Lankem Ceylon PLC is a chemicals, paints and consumer goods manufacturing company in Sri Lanka. The company also engaged in the hospitality industry by owning and operating resorts in Sri Lanka. The company is incorporated in 1964 by Royal Dutch Shell and listed on the Colombo Stock Exchange in 1970. Brand Finance ranked the company 88th most valuable brand in Sri Lanka. The company ranked 61st in LMD 100, an annual list of quoted companies by revenue in the financial year 2019–20.

==History==
Lankem Ceylon was incorporated as Shell Chemical Company of Ceylon Limited by Royal Dutch Shell in 1964 as an agrochemical company. In 2010, Lankem Ceylon acquired C. W. Mackie. A new plant manufacturing paint thinner and chemical was inaugurated in Sapugaskanda in 2012 at cost of LKR120 million. Lankem Chemical Ltd, a subsidiary of Lankem Ceylon is the largest manufacturer and importer of paint thinner in Sri Lanka.

==Operations==
A 2017 study found the company is not following contemporary management accounting practices such as activity-based costing, activity-based management, and balanced scorecard. Suren Goonewardene was appointed as the managing director of the company in June 2020. ICRA Lanka Limited has withdrawn its rating of [SL]D at the company request in September 2020. In June 2021, company's LKR677 million rights issue went undersubscribed. The company was able to raise only LKR352.3 million. Despite disruptions to the supply chain, the company posted a profit in the fourth quarter of the financial year 2020–21 for the first time since 2014–15. The gross profit of LKR827 million is an increase of 46 per cent when compared to 2019–20. The company is one of the partners of the Sri Lanka Institute of Nanotechnology along with other private sector companies and the Ministry of Technology.

===Acquiring ACME Printing & Packaging===
The second-largest shareholder of ACME Printing & Packaging PLC, Richardson Holdings Ltd. divested its stake of 19.43 per cent of the company. E. B. Creasy & Company, an associate company of Lankem Ceylon acquired the stake increasing Lankem Ceylon and related parties' shares to 32.17 per cent. This resulted in Lankem Ceylon being required to make an offer to purchase the rest of the ordinary shares according to the 1995 Company Takeovers and Mergers Code. On 16 September 2021, Lankem Ceylon submitted an application to the Securities and Exchange Commission of Sri Lanka with an offer price of LKR12.00 per share. Lankem Ceylon was able to increase its stake in ACME Printing & Packaging to 88.27 per cent thus becoming the controlling shareholder of the company. Most of the minority shareholders responded positively to Lankem Ceylon's mandatory offer.
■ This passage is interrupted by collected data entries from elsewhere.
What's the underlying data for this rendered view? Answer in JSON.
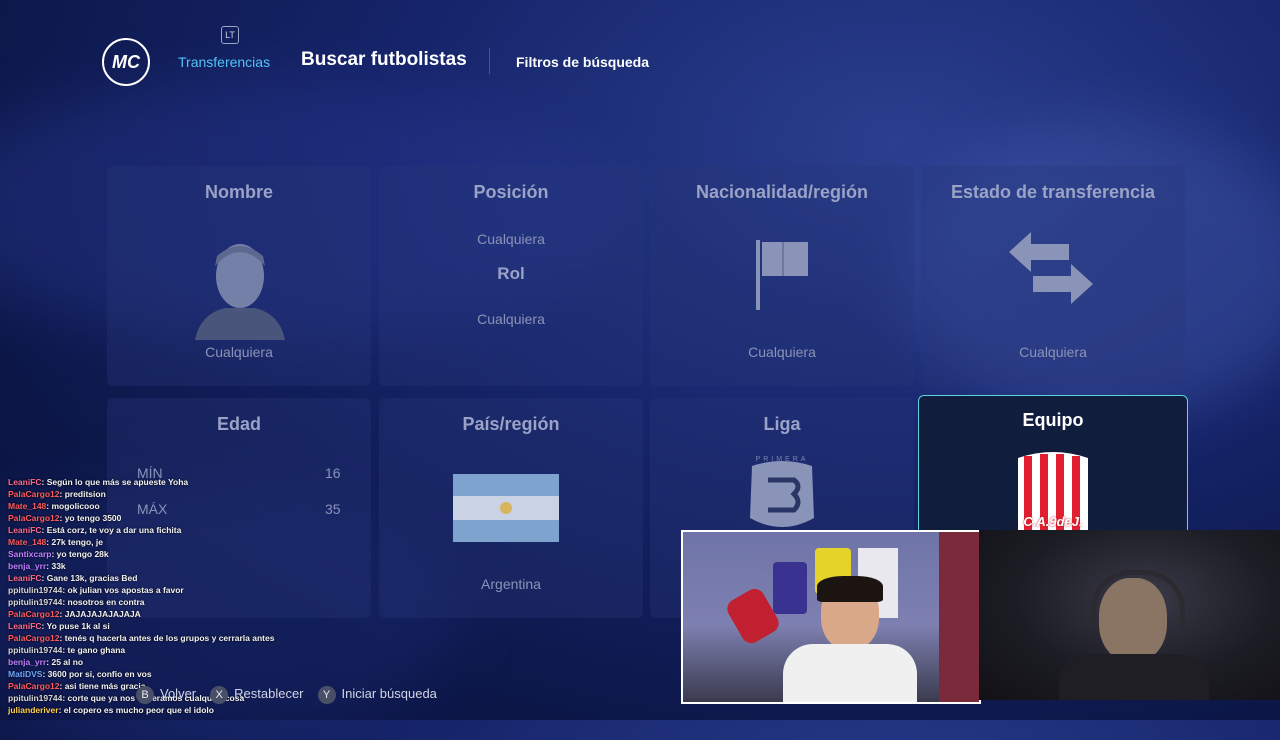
{
  "header": {
    "logo_text": "MC",
    "lt_badge": "LT",
    "breadcrumb": "Transferencias",
    "title": "Buscar futbolistas",
    "filters_link": "Filtros de búsqueda"
  },
  "cards": {
    "nombre": {
      "label": "Nombre",
      "value": "Cualquiera"
    },
    "posicion": {
      "label": "Posición",
      "value_top": "Cualquiera",
      "sub_label": "Rol",
      "value_bottom": "Cualquiera"
    },
    "nacionalidad": {
      "label": "Nacionalidad/región",
      "value": "Cualquiera"
    },
    "estado": {
      "label": "Estado de transferencia",
      "value": "Cualquiera"
    },
    "edad": {
      "label": "Edad",
      "min_label": "MÍN",
      "min_value": "16",
      "max_label": "MÁX",
      "max_value": "35"
    },
    "pais": {
      "label": "País/región",
      "value": "Argentina"
    },
    "liga": {
      "label": "Liga",
      "logo_text": "PRIMERA"
    },
    "equipo": {
      "label": "Equipo",
      "crest_text": "C.A.9deJ."
    }
  },
  "footer": {
    "back": "Volver",
    "reset": "Restablecer",
    "search": "Iniciar búsqueda",
    "back_key": "B",
    "reset_key": "X",
    "search_key": "Y"
  },
  "chat": [
    {
      "user": "LeaniFC",
      "color": "#ff6b8a",
      "text": ": Según lo que más se apueste Yoha"
    },
    {
      "user": "PalaCargo12",
      "color": "#ff5a5a",
      "text": ": preditsion"
    },
    {
      "user": "Mate_148",
      "color": "#ff5a5a",
      "text": ": mogolicooo"
    },
    {
      "user": "PalaCargo12",
      "color": "#ff5a5a",
      "text": ": yo tengo 3500"
    },
    {
      "user": "LeaniFC",
      "color": "#ff6b8a",
      "text": ": Está corz, te voy a dar una fichita"
    },
    {
      "user": "Mate_148",
      "color": "#ff5a5a",
      "text": ": 27k tengo, je"
    },
    {
      "user": "Santixcarp",
      "color": "#c080ff",
      "text": ": yo tengo 28k"
    },
    {
      "user": "benja_yrr",
      "color": "#c080ff",
      "text": ": 33k"
    },
    {
      "user": "LeaniFC",
      "color": "#ff6b8a",
      "text": ": Gane 13k, gracias Bed"
    },
    {
      "user": "ppitulin19744",
      "color": "#d8d8d8",
      "text": ": ok julian vos apostas a favor"
    },
    {
      "user": "ppitulin19744",
      "color": "#d8d8d8",
      "text": ": nosotros en contra"
    },
    {
      "user": "PalaCargo12",
      "color": "#ff5a5a",
      "text": ": JAJAJAJAJAJAJA"
    },
    {
      "user": "LeaniFC",
      "color": "#ff6b8a",
      "text": ": Yo puse 1k al si"
    },
    {
      "user": "PalaCargo12",
      "color": "#ff5a5a",
      "text": ": tenés q hacerla antes de los grupos y cerrarla antes"
    },
    {
      "user": "ppitulin19744",
      "color": "#d8d8d8",
      "text": ": te gano ghana"
    },
    {
      "user": "benja_yrr",
      "color": "#c080ff",
      "text": ": 25 al no"
    },
    {
      "user": "MatiDVS",
      "color": "#6fa8ff",
      "text": ": 3600 por si, confio en vos"
    },
    {
      "user": "PalaCargo12",
      "color": "#ff5a5a",
      "text": ": asi tiene más gracia"
    },
    {
      "user": "ppitulin19744",
      "color": "#d8d8d8",
      "text": ": corte que ya nos esperamos cualquier cosa"
    },
    {
      "user": "julianderiver",
      "color": "#ffd24a",
      "text": ": el copero es mucho peor que el idolo"
    }
  ]
}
== Corporate Social Responsibility ==
In September 2023, C. W. Mackie PLC, a subsidiary of Lankem Ceylon, renovated the Accident and Emergency Ward and built a mini‑surgical theatre at the Anuradhapura Teaching Hospital, significantly enhancing emergency and surgical care. The project was lauded by Dr. Dulan Samaraweera, Acting Director of the hospital, as an important advance in local healthcare infrastructure.